C'est notre système socialiste qu'il faut abolir.

Papon

Notre avenir s'ecrit aux USA:

Coup d’œil horrifié sur la folie du Goulag américaniste

Il s’agit, chose exceptionnelle, d’un “coup d’œil horrifié” du service éditorial du New York Times (NYT) sur le système pénitentiaire US, le Goulag américaniste, ce 17 novembre 2013. Condamnations à vie, sans possibilité de réduction de peine, pour une personne qui voulait vendre de la marijuana pour $10, même chose pour une personne qui siphonnait de l’essence dans le réservoir d’un camion et ainsi de suite. L’édito commence par cette observation remarquable pour la publication-phare de America The Beautiful : «Si cela arrivait dans un autre pays, les Américains seraient horrifiés...» Cela n’arrive pas aux autres, mais uniquement aux USA. Un rapport de l’association de défense des droits civiques ACLU détaille cet aspect extraordinaire du Goulag américaniste : en 2012, 3 278 prisonniers subissaient ce sort d’une “mort lente” («Sentenced to a Slow Death»), d’une peine incompressible de condamnation à vie pour de tels “crimes”.

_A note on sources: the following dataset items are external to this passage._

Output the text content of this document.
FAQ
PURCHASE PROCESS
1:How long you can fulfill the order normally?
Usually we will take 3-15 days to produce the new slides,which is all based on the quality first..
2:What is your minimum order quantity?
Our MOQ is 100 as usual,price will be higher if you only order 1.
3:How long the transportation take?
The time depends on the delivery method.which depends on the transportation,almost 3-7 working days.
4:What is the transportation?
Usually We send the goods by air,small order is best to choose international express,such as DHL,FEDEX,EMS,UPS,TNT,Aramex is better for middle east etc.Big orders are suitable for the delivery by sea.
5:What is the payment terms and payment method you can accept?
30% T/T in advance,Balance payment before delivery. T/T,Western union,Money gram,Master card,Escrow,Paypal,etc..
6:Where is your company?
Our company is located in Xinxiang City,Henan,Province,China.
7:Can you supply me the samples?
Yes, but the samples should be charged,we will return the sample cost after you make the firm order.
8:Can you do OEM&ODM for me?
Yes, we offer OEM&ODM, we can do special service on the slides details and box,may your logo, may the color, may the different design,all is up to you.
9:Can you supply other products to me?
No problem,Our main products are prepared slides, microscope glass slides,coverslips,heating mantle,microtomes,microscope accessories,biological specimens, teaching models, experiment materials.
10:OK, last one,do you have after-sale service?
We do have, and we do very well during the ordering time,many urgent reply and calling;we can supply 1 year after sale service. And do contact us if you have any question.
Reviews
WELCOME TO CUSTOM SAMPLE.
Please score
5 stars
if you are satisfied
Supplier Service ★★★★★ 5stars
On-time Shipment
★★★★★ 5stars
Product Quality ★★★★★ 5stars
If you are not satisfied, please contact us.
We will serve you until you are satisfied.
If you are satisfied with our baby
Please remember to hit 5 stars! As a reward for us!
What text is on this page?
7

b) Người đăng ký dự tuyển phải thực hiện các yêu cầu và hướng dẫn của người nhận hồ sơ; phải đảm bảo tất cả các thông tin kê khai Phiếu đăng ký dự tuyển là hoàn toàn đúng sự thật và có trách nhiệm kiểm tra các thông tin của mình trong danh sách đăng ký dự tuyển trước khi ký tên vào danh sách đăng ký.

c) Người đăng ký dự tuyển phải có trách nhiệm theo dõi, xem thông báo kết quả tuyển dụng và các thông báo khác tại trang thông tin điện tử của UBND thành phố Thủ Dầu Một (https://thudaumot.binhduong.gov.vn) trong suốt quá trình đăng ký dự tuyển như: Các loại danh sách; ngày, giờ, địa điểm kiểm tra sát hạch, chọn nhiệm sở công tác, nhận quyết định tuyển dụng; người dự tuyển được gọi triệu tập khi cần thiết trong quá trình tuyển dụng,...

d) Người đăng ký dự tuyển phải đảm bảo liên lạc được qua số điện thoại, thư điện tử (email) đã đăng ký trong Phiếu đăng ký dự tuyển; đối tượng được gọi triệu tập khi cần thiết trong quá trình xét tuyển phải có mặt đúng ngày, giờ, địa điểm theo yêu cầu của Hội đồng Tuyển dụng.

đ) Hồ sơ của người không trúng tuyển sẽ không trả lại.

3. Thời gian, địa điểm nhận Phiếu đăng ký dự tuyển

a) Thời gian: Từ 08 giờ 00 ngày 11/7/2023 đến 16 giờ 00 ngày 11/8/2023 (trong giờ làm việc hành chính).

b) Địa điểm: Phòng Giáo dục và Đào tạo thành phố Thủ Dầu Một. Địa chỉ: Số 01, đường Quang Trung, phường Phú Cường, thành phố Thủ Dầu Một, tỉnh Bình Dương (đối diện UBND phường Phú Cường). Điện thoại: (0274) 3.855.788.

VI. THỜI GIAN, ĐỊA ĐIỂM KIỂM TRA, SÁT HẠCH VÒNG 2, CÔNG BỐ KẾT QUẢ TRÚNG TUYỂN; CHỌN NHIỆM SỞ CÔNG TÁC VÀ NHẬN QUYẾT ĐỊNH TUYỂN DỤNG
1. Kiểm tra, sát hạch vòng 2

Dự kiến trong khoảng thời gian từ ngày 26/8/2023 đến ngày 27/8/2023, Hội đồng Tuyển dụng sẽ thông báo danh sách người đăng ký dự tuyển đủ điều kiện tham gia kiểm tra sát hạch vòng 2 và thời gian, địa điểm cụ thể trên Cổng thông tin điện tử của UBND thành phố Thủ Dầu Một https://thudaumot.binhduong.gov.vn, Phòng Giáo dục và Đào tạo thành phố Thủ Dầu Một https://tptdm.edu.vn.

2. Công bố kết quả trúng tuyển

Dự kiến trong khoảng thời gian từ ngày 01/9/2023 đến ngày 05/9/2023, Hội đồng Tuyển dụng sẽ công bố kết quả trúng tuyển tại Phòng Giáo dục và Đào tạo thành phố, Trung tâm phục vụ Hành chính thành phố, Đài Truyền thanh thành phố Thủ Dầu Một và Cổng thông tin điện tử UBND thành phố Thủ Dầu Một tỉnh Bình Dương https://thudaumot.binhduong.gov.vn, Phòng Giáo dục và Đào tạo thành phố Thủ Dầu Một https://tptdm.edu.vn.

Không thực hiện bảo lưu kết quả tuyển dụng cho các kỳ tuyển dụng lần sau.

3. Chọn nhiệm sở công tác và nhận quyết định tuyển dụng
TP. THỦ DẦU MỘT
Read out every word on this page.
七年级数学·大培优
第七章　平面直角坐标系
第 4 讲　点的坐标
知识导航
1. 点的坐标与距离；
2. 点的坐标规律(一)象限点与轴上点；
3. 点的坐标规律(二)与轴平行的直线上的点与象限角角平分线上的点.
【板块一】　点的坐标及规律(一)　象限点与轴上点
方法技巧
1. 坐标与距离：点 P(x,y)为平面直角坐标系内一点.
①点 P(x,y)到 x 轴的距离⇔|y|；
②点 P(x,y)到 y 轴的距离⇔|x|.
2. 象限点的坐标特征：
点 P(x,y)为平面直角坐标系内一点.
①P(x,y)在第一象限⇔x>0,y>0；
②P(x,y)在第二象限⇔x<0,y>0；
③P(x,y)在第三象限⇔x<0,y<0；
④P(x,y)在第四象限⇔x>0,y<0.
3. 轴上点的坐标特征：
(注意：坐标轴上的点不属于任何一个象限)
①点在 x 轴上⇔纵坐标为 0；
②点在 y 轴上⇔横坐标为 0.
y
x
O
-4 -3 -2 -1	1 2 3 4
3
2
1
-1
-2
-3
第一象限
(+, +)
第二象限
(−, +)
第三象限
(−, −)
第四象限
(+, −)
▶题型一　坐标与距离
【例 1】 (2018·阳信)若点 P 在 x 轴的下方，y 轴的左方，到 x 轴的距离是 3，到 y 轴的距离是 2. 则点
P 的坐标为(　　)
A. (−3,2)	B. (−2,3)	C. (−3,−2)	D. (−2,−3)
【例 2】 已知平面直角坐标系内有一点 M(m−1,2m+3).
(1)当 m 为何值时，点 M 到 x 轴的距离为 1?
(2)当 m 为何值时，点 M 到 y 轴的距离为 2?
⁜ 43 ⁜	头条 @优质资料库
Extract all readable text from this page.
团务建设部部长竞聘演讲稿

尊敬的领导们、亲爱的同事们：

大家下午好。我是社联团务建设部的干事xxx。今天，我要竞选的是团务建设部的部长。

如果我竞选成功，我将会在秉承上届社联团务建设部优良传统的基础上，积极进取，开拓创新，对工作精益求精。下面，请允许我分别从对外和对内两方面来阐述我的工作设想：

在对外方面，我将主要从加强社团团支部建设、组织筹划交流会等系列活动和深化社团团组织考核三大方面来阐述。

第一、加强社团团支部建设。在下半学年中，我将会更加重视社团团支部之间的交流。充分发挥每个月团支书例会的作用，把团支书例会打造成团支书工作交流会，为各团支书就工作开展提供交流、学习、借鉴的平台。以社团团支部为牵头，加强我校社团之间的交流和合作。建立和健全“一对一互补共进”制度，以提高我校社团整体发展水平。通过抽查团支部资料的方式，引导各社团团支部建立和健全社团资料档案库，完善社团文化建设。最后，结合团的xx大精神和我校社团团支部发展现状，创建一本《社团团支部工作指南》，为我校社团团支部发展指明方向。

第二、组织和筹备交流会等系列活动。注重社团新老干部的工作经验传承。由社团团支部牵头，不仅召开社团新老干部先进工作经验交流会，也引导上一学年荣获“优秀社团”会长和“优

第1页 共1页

Le plus extraordinaire de ces choses extraordinaires est que personne ne s’avance à défendre ce régime exorbitant, mais qu’on ne parvient pas à trouver un moyen de sortir de cet imbroglio juridique, si l’on essaie seulement. (Cela rejoint les tentatives infructueuses de fermer l'annexe maximale du Goulag à Guantanamo.) Le coût de ce régime insensé pour ces 3 278 prisonniers est exorbitant, précise le NYT toujours attentif à l’aspect pratique : $1,78 milliard. Le Congrès essaie de trouver une solution. Le Système veille.